Hearing this music as we usually do, rendered through recorded soundtracks, it is reassuring to know the SSO was up to the challenge, and the music of Williams “sounds” wonderfully in the concert hall without any electronic enhancement. This is due in no small part to the clarity and skill of the orchestrations of Herbert Spencer, who worked with Williams for nearly 25 years.
Highlights were many, but the greatest treats were those featuring the Syracuse Symphony Pops Chorus, nicely trained by Lou Lemos. Pitch was always superb, energy levels high, sonority always focused and appealing. They performed selections from Home Alone,Amistad and The Phantom Menace with authority and enthusiasm, and made you wish for more projects that might involve them.

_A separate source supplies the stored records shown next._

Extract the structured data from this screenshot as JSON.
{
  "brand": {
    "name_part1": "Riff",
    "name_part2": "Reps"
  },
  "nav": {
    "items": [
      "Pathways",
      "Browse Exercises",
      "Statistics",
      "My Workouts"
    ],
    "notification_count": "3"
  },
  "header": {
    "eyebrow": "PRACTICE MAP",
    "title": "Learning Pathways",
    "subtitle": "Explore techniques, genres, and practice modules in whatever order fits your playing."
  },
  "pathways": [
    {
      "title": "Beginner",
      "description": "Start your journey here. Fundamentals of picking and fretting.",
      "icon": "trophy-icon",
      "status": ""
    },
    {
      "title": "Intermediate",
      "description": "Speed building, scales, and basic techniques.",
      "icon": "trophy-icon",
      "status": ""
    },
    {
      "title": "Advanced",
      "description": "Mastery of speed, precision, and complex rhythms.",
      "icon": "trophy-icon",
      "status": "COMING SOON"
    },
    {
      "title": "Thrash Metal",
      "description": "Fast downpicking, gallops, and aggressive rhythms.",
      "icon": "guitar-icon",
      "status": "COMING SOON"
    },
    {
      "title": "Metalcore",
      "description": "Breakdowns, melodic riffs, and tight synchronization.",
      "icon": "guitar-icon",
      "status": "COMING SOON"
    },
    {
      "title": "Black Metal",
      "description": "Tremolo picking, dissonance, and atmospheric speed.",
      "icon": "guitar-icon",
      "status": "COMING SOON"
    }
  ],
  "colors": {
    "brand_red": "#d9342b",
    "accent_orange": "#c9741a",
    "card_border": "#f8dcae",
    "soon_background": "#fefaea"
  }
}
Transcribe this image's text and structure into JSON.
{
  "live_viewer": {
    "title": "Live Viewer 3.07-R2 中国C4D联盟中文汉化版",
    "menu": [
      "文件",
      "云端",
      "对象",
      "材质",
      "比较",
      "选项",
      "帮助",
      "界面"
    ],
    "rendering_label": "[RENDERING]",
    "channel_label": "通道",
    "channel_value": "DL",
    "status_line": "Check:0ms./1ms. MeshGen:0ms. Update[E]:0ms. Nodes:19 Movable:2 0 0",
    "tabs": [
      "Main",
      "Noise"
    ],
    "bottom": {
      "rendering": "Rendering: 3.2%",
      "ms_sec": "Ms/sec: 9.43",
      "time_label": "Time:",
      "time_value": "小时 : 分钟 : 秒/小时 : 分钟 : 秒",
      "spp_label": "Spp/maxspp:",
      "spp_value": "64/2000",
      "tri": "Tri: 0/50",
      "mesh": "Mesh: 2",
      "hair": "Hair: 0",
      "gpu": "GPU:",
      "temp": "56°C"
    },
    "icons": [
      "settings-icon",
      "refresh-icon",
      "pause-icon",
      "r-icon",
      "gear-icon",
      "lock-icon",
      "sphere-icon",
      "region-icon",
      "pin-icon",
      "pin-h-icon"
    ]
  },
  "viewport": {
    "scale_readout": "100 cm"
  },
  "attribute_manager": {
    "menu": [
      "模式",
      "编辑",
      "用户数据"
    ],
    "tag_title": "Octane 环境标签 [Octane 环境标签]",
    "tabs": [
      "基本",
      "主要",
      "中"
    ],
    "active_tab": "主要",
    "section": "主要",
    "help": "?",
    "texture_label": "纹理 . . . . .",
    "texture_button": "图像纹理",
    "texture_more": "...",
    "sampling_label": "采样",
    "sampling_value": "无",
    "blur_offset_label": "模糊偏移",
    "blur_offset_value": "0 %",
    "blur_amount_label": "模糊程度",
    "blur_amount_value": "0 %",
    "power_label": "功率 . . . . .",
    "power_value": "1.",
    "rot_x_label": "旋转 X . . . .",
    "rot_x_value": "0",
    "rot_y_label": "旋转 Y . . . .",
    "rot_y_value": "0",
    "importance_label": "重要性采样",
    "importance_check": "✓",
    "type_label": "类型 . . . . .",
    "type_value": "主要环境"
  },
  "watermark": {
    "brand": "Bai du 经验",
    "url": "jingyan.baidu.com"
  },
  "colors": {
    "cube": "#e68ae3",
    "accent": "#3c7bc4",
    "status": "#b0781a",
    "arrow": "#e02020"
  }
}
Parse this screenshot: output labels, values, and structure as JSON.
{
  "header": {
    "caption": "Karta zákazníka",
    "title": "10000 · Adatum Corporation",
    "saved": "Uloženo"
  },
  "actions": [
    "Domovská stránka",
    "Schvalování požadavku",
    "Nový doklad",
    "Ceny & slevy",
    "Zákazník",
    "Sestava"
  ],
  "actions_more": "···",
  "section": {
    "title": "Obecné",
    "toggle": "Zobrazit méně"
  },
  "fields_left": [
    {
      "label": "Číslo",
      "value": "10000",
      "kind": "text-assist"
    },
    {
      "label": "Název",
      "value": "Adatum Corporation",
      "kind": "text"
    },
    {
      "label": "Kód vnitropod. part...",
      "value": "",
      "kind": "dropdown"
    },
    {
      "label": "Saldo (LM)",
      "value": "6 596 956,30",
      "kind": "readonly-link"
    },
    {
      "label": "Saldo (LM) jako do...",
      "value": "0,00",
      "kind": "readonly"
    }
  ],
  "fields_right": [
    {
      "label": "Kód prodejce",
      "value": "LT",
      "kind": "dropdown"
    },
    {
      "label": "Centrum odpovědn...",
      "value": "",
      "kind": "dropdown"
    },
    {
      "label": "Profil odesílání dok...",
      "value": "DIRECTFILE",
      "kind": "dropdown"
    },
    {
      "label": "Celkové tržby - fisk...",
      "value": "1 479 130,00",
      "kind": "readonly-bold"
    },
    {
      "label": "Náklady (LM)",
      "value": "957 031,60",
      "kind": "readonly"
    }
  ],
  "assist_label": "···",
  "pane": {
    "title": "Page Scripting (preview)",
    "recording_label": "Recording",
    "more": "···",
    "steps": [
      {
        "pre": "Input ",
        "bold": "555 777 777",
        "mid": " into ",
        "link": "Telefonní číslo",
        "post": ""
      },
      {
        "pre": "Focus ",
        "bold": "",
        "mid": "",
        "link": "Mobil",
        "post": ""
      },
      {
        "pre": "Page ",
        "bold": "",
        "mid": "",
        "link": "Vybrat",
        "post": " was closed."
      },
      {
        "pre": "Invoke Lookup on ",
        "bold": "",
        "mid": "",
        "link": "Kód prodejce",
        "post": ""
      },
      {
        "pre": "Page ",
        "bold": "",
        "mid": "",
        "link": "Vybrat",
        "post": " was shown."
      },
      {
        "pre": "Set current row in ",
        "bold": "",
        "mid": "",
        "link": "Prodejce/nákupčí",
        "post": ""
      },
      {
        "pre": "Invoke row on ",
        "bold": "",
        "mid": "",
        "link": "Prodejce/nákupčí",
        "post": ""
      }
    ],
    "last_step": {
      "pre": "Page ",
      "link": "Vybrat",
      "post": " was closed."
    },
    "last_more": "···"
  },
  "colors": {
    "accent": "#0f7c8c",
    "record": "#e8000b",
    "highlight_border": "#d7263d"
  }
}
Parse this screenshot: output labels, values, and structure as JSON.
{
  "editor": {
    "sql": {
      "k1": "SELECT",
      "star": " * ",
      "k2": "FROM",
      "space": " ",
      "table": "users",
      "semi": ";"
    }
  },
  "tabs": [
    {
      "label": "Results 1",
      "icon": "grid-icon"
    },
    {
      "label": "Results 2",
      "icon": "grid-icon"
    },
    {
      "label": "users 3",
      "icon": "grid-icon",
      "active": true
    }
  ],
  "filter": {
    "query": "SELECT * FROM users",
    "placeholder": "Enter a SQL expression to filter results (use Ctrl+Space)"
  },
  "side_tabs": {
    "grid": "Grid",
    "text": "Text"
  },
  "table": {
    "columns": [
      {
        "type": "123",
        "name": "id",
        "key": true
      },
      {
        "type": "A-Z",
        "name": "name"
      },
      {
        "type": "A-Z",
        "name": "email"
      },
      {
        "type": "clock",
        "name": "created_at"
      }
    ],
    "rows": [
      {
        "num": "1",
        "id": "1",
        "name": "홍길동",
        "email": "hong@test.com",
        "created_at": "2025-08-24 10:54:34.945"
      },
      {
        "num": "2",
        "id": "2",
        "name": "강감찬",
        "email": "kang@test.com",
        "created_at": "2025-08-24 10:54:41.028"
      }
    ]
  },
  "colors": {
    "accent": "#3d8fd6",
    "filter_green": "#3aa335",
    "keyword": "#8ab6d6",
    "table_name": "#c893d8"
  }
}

Bill Baker, of Classic FM, supplied a polished narration, and if any flaws were to be found, it was in arrangements of selections from E.T. and Superman that were a bit too fragmentary to register the full appeal of the music Williams provided, as well as transposed to lower and less brilliant keys.
Otherwise, this concert represented a triumph for all involved, and hopefully a sign of things to come in what we can only hope will be a full examination into the realm of music composed for the movies.